Monday, August 31, 2015

Stirling Castle

Our first day on tour was spent touring two castles and a palace.  My favorite was Stirling Castle.  It was our first stop and it was beautiful.  Stirling Castle, located in Stirling, is one of the largest and most important castles, both historically and architecturally, in Scotland. The castle sits atop Castle Hill, which forms part of the Stirling Sill geological formation. It is surrounded on three sides by steep cliffs, giving it a strong defensive position. Its strategic location, guarding what was, until the 1890s, the farthest downstream crossing of the River Forth, has made it an important fortification from the earliest times. Most of the principal buildings of the castle date from the fifteenth and sixteenth centuries. A few structures of the fourteenth century remain, while the outer defences fronting the town date from the early eighteenth century. Several Scottish Kings and Queens have been crowned at Stirling, including Mary, Queen of Scots, in 1542. There have been at least eight sieges of Stirling Castle, including several during the Wars of Scottish Independence, with the last being in 1746, when Bonnie Prince Charlie unsuccessfully tried to take the castle. Stirling Castle is a Scheduled Ancient Monument, and is now a tourist attraction managed by Historic Scotland. 
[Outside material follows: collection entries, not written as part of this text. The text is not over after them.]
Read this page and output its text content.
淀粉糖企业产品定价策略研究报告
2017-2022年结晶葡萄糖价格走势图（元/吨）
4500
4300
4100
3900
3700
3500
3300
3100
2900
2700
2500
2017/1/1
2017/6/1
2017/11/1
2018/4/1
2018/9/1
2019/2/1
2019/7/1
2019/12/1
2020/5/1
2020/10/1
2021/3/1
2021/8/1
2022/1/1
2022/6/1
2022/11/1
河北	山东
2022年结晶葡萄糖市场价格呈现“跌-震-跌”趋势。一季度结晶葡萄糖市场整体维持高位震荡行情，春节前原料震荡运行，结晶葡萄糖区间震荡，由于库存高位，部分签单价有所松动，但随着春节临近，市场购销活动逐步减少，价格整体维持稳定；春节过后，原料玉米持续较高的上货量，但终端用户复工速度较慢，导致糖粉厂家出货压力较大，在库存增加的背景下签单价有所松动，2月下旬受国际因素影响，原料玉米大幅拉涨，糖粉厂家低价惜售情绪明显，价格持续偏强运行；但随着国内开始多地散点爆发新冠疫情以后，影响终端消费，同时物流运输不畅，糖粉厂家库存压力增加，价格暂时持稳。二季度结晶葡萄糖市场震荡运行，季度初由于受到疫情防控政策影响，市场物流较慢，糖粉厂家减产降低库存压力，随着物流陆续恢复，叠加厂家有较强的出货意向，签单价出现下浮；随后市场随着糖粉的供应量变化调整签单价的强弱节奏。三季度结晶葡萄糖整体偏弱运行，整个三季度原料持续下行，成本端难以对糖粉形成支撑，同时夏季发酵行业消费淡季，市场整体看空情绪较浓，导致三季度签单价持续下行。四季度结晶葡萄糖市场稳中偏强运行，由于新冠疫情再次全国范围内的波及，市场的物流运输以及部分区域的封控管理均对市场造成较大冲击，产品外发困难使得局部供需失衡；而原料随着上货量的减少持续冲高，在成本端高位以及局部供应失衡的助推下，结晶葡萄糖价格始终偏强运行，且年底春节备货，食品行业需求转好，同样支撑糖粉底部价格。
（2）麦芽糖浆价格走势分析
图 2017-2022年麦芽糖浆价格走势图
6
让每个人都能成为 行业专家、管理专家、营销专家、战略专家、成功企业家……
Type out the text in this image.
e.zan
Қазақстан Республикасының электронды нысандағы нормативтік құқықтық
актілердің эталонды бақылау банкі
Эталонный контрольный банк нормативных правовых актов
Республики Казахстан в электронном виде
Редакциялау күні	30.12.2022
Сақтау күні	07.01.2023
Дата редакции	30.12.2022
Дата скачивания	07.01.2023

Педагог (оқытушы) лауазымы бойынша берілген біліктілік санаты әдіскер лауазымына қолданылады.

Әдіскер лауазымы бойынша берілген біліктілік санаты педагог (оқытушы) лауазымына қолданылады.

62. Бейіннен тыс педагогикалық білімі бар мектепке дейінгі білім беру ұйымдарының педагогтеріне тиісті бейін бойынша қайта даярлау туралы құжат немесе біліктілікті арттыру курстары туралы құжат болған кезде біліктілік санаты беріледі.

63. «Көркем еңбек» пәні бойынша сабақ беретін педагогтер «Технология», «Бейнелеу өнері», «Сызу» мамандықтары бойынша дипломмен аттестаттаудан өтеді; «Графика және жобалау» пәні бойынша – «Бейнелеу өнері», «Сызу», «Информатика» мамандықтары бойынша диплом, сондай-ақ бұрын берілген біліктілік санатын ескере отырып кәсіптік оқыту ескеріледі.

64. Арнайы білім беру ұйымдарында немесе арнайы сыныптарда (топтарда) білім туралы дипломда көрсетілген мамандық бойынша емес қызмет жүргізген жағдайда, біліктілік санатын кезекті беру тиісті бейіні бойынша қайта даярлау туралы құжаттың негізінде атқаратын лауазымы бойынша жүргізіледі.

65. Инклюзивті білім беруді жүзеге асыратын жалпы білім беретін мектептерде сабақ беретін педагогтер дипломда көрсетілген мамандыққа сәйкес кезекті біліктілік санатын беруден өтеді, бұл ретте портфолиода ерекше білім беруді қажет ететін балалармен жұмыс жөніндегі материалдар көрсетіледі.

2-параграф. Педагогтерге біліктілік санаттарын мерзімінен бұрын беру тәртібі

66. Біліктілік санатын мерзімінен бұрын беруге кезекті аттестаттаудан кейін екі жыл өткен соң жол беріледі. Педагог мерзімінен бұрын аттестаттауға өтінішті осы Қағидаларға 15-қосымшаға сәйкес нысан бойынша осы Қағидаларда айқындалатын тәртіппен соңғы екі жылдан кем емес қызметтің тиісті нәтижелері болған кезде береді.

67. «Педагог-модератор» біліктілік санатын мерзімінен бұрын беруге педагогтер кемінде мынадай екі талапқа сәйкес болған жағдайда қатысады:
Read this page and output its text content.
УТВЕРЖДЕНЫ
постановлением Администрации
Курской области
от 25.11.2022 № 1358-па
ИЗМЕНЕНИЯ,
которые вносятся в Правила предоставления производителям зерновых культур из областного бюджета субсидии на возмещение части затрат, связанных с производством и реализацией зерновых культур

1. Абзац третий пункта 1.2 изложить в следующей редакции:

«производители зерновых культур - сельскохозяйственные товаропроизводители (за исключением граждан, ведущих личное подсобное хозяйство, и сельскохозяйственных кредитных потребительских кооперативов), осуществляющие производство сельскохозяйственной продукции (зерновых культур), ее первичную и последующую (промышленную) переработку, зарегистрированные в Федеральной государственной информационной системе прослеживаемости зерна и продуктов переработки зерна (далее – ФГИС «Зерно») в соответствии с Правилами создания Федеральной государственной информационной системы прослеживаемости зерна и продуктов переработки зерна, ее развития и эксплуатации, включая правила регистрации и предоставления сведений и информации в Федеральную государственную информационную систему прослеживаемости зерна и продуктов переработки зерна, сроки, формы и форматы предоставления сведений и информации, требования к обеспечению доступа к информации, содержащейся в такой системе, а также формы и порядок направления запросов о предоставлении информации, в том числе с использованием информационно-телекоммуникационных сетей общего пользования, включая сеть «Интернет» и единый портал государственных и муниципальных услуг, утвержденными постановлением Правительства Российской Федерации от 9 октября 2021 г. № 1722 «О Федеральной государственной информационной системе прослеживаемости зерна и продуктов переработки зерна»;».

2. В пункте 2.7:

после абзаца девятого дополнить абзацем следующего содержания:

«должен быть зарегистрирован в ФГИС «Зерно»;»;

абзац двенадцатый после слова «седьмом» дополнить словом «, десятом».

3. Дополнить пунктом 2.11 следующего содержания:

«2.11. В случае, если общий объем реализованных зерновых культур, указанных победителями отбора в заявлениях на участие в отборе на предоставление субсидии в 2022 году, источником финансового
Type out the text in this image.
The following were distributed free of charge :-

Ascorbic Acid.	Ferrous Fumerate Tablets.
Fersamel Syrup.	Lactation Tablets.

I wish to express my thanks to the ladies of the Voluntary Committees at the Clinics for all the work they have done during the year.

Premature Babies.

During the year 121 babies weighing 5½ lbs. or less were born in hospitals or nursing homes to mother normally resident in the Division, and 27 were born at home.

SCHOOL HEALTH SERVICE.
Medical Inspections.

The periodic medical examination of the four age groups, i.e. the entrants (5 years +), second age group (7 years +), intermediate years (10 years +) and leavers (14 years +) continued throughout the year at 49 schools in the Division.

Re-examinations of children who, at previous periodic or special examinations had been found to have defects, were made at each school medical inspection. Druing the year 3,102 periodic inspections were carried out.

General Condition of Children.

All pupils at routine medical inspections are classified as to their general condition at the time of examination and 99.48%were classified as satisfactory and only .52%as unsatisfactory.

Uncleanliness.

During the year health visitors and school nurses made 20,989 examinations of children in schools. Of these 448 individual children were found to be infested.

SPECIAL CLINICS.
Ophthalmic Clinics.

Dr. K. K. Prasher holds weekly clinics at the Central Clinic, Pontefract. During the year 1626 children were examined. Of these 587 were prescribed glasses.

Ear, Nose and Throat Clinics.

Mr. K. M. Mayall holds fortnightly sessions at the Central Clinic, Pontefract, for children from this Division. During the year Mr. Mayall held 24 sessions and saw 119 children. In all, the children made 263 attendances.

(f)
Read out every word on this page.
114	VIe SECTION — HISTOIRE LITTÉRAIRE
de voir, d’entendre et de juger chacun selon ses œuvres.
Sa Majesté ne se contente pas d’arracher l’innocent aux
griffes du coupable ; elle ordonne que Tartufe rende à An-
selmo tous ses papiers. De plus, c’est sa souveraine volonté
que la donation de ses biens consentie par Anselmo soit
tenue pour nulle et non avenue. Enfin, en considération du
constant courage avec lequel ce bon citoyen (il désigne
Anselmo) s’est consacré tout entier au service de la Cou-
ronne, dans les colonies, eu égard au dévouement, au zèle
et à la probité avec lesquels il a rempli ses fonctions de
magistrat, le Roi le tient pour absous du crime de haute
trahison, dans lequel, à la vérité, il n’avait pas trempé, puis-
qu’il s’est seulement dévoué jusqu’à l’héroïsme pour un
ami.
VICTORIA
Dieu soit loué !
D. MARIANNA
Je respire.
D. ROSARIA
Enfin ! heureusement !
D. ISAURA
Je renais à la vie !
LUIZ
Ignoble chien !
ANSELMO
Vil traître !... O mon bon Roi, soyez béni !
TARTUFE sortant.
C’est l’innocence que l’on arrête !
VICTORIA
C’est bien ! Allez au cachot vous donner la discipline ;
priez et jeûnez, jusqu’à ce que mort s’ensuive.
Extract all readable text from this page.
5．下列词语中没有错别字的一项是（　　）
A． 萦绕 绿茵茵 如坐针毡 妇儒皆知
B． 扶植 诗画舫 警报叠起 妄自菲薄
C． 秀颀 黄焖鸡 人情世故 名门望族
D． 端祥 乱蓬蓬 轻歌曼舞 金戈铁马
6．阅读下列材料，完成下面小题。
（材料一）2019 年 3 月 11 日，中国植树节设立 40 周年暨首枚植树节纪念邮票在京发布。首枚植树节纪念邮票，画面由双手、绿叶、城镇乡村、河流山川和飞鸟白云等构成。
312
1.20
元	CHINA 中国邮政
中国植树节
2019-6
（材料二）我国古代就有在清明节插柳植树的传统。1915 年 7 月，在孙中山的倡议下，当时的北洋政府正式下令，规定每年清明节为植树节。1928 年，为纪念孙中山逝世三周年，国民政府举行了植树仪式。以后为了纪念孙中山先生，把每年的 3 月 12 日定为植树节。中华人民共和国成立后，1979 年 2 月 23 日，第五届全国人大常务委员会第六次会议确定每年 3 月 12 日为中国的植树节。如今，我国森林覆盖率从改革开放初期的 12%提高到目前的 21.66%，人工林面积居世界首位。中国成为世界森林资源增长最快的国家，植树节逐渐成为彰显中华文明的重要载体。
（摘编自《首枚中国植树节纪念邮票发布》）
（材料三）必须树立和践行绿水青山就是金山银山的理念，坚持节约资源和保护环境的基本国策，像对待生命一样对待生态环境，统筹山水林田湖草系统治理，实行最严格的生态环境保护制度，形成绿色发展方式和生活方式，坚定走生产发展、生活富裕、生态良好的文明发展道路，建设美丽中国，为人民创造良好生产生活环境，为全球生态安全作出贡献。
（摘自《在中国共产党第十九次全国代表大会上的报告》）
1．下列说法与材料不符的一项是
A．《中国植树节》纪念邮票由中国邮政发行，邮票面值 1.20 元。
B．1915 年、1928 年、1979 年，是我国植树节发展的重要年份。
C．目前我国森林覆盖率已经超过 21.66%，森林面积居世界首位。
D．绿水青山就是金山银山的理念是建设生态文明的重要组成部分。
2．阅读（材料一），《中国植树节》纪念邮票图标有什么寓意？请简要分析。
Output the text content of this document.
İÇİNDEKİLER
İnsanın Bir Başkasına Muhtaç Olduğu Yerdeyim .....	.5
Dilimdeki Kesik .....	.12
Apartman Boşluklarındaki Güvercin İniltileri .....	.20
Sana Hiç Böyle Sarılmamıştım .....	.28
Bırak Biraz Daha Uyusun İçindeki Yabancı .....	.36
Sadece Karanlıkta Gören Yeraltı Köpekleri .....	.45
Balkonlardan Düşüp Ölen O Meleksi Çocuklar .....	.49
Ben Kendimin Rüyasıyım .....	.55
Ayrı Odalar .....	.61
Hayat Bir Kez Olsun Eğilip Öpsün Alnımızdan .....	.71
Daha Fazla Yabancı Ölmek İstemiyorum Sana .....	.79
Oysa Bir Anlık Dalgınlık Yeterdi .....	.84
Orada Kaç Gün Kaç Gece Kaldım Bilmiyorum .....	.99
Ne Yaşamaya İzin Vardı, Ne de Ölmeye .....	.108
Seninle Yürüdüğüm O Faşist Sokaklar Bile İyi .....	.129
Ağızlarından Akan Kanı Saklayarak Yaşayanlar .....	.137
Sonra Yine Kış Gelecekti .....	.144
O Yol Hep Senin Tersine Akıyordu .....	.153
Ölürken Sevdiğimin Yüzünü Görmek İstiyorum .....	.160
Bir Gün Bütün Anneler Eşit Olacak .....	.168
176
The national animal of Scotland is the unicorn.  The unicorn has been a Scottish heraldic symbol since the 12th century, when it was used on an early form of the Scottish coat of arms by William I.  In Celtic mythology, the Unicorn of Scotland symbolized innocence and purity, healing powers, joy and even life itself, and was also seen as a symbol of masculinity and power.  The unicorn emblem is all throughout the interior decor of the castle.

There were guides in period dress in each room to tell us a bit about the history of the castle and what life would have been like living there.

The magnificent Unicorn tapestries hanging in the Queen’s Inner Hall of the Palace were commissioned especially for Stirling Castle. They have been woven by hand, using techniques dating back to the 1400s. The tapestries are closely based on a set of seven held by the Metropolitan Museum of New York at its Cloisters Museum. The original tapestries were produced in the early 1500s in the Low Countries. Together the seven tapestries tell the story of a unicorn hunted and killed by a group of huntsmen and dogs. This can be read as both as an allegory of love, and as a Christian parable.

This tapestry has threads of gold woven into the fence!

Sunday, August 30, 2015

The Royal Mile

Our first day in Scotland!!!!! Edinburgh is so charming.  I could not get over all the architecture, it was so different from what we were seeing over in Bavaria.  It was a cool, overcast day, just the perfect backdrop for exploring the city.

We had great views of the famous Edinburgh castle as we walked up to the Royal Mile.

Awe, The Royal Mile, I feel in love with this magical street as soon as we stepped foot on it.  It is full of fun shops filled to the brim with all sorts of plaid clothing, blankets, shoes, toys, everything!  There were street performers, and bagpipe players, jewelry stalls, and adorable Scottish accents everywhere!  We wandered through all the stores, watched the performers, bought fun souvenirs and just enjoyed the fun atmosphere, it was such a fun day!

A box full of adorable Black Deaths

We made sure to make the trip to see the memorial statue of Greyfriar's Bobby.

"Greyfriars Bobby was a Skye Terrier who became known in 19th-century Edinburgh for spending 14 years guarding the grave of his owner until he died himself on 14 January 1872. The story continues to be well known in Scotland, through several books and films, and a prominent commemorative statue and a nearby grave."

We stopped at a little bakery to get some treats for lunch.  They were beautiful and delicious!  It was fun to sit outside and enjoy the wonderful weather and take a little rest from walking.

These were a few of the treasures I bought today.  Silver celtic rings, and a fun scarf.

Tonight we met up with our tour.  Our group consisted of 23 other guests and a fun boisterous tour guide, Clinton Scott III, from Louisiana he had a fun southern accent and plenty of jokes.  We had a private bagpipe concert then headed into the dining room for a traditional Scottish dinner!

It was a wonderful welcome and introduction to our two week tour of Great Britain!